THE ROBOTS OF DEATH
“You know, you’re a classic example of the inverse ratio between the size of the mouth and the size of the brain”
The Doctor to Borg, episode 2
Leela's first journey in the TARDIS is to a Sandminer, an ocean liner-sized machine trawling the deserts of a wind-lashed planet in search of precious ores. There are only a handful of humans commanding this huge vessel, but a much larger crew of human-shaped and elegantly dressed robots carries out all essential work.
Tom as the Doctor aims a Laserson Probe at Robot D84 played by Mark Blackwell Baker in part three of The Robots of Death. Picture © BBC
Their arrival coincides with a series of unsolved murders aboard the vessel, so immediately suspicion falls upon the Doctor and Leela. Suggesting that a robot could have been responsible falls on deaf ears. Robots, they are told, are incapable of harming humans due to their programming. Yet, as the Doctor investigations progress, more deaths occur, and a terrible suspicion dawns that someone has found a way to subvert this programming.
Matters worsen as an act of sabotage brings the Sandminer to a halt and all the robots, assumed to be so perfectly programmed, begin to turn against their masters…

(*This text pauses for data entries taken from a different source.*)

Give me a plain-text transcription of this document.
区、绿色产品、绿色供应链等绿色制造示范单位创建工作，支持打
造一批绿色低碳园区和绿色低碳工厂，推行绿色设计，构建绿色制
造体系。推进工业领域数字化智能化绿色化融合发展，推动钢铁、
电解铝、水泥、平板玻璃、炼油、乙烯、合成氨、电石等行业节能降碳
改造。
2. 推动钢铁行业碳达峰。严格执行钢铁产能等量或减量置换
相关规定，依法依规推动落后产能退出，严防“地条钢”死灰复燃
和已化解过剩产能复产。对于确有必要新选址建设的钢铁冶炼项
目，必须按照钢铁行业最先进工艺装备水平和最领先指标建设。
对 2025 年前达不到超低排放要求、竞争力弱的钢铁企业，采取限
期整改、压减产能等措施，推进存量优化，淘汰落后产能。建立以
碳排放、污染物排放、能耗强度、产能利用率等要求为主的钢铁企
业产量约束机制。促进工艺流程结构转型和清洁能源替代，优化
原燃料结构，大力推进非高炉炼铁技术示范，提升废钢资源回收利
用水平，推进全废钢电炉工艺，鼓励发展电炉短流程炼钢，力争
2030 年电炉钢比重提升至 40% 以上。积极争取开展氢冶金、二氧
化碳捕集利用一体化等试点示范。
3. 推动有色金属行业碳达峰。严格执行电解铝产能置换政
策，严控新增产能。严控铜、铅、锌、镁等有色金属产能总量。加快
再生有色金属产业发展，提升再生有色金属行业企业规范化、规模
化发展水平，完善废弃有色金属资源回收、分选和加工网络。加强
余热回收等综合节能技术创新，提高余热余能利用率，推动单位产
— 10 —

Analysing the skills needed to achieve this enables the Doctor to pinpoint a deranged scientist among the crew – Taren Capel (David Bailie) – who, masquerading as the ship’s robot engineer, is intent upon liberating robots from “human dross”; freeing them to kill their “oppressors”. But not all the robots see their status as killers. One of their number sacrifices itself to free the Doctor from Capel’s clutches, and in a final irony, Capel is killed by a robot after the pitch of his voice – altered by the Doctor releasing helium gas into the air – changes past a point where other robots recognise his authority.